You know the guy: sometimes bearded, often burly, he always manages to sit in the seat directly behind you, ever so eager to greet a film's every slight attempt at humor with a hearty, guttural explosion of laughter. You know you're neck-deep into something awful when even that guy, who reveals his erpetually guffawing self during the trailers, remains as stonily silent throughout the film as everyone else in the auditorium. And Major League: Back to the Minors is truly something awful. Horribly written and directed by John Warren, this third installment of the baseball comedy series is unwatchable drivel.

Aging minor-league pitcher Gus Cantrell (Scott Bakula) is recruited by old friend and Minnesota Twins owner Roger Dorn (Corbin Bernsen) to coach the Twins' struggling farm team, the Buzz, an inept squad that counts among its ranks a former ballet dancer (ha ha). As can be expected, Gus manages to make winners out of these goofballs, leading to the Buzz's big moment in the sun: an exhibition game against the major league Twins themselves, in their big-city home field. Much to the chagrin of the Twins' slick, self-absorbed manager (Ted McGinley), the Buzz put on a respectable showing.

End of story. But wait--only 45 minutes of screen time has passed. So what does Warren do now? Why, what any desperate, in-over-his-head hack would do--recycle his script. After the Buzz's star player (Walt Goggins) is wooed into the majors, the Buzz once again hits hard times, and Gus has to prod them back into shape. And he does, leading to the team's big moment in the sun. You guessed it--an exhibition game against the Twins, but this time taking place on the Buzz's backwater home turf.

Going through the same story twice would not have been as big of an annoyance if Warren's script had simply done its job: be funny. But nothing in the film comes close to eliciting the slightest smirk when the writer's painful idea of witty comic repartée is something like this: "This team has a former ballerina?" "I don't think they call men ballerinas." "A balladeer?" "Isn't that a singer?" "I think that's a troubadour."
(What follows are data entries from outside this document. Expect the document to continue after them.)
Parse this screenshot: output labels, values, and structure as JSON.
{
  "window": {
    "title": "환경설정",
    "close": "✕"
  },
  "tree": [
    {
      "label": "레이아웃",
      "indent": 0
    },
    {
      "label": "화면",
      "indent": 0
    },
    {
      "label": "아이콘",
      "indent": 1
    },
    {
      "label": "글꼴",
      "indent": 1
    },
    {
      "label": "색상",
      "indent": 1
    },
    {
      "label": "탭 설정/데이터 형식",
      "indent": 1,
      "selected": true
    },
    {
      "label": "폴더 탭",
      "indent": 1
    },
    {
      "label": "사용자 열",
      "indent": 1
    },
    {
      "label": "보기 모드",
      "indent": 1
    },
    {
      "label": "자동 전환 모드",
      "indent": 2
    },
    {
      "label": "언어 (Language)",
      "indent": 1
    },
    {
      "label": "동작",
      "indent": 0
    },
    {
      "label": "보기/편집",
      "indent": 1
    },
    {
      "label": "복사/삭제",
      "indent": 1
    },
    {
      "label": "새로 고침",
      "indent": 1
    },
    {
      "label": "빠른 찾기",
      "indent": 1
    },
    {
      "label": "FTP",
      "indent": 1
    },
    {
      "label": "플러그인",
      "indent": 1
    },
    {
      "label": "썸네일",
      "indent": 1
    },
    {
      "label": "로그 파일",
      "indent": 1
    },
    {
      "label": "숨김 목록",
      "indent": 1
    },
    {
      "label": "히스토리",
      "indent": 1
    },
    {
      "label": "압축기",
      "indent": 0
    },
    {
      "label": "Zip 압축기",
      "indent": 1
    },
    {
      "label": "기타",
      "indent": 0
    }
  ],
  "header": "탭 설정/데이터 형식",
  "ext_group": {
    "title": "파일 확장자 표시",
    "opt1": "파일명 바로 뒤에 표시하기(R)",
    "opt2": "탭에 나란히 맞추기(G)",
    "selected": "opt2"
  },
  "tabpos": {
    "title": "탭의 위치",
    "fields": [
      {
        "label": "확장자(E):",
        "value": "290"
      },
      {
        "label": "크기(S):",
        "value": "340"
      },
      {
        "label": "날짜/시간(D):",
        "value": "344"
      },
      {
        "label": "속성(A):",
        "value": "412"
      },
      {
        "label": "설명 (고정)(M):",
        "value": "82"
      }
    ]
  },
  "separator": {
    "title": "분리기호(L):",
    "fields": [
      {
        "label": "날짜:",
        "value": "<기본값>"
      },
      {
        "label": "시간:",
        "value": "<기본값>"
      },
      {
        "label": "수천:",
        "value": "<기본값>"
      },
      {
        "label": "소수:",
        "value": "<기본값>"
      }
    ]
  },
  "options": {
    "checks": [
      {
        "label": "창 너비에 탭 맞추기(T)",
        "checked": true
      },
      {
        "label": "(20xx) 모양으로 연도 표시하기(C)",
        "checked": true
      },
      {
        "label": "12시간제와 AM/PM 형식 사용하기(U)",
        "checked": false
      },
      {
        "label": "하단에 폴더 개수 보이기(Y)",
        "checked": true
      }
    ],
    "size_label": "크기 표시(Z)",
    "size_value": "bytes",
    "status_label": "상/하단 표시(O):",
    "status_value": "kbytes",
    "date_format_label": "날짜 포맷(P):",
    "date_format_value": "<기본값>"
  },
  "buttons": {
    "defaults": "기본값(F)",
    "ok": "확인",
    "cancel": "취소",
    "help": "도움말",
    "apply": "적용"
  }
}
But to merely attack the screenplay on the humor level (though it deserves a most thorough beating on that basis) is to let Warren off too easily; he can't even integrate his product plugs with the slightest trace of subtlety. Says Bob Uecker, playing the Buzz's announcer, in reference to something that happened a long time ago: "That was before Diet Coke became my beverage of choice." Warren's direction is every bit as sloppy as his writing; even though the final game's outcome is never in doubt, there's no attempt--through the editing, music, anything--any at creating any illusion of suspense. Contributing to the mess are the actors, who plod along in haphazard directions as if no helmer were present at all, especially McGinley, whose over-the-wall-and-out-of-the-ballpark antics worked on Married... with Children but not here.

I have not seen either of the first two Major Leagues, and I'll give those films the benefit of the doubt; they could very well hold some merit. But after sitting through the excrutiating Back to the Minors, you won't find me rushing to the video stores any time soon.